Juncker diz que não aceitaria cargo de Durão Barroso no Goldman Sachs

Em entrevista na France 2, atual presidente da Comissão garante que Barroso cumpriu procedimentos, mas que não teria feito o mesmo

Foi a última pergunta de uma entrevista de cerca de sete minutos, em que o atual presidente da Comissão Europeia, Jean-Claude Juncker, respondeu a várias questões sobre o Brexit, a Turquia e até as eleições americanas.
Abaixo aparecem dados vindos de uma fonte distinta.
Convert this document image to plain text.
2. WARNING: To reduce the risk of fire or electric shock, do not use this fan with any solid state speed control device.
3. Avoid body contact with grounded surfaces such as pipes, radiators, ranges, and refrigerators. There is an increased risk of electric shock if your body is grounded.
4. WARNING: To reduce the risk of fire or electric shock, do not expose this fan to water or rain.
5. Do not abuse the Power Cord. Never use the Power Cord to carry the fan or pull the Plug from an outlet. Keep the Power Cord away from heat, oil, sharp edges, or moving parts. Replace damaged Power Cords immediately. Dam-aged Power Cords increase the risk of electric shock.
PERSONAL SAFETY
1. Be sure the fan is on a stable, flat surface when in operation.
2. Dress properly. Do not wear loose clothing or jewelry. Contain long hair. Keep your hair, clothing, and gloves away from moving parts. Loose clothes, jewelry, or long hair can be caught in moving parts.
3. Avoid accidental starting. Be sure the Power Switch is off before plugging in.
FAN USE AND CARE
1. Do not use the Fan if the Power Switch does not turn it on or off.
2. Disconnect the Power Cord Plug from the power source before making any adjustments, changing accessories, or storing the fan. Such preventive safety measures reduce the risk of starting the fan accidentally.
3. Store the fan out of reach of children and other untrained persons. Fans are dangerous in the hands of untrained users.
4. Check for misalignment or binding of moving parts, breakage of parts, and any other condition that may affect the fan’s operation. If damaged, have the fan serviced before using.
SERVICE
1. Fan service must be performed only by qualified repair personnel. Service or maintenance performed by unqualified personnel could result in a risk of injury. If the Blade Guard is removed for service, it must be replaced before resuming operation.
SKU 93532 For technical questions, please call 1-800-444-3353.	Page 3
Convidado no programa Téle Matin, da estação France 2, Juncker resistiu a responder ao jornalista, que lhe perguntava se estava "chocado" com a decisão de Durão Barroso de aceitar o cargo de presidente não-executivo do Goldman Sachs International. O presidente da Comissão Europeia começou por dizer que Barroso cumpriu todos os procedimentos necessários, mas perante a insistência do repórter, admitiu de forma concisa: "não o teria feito".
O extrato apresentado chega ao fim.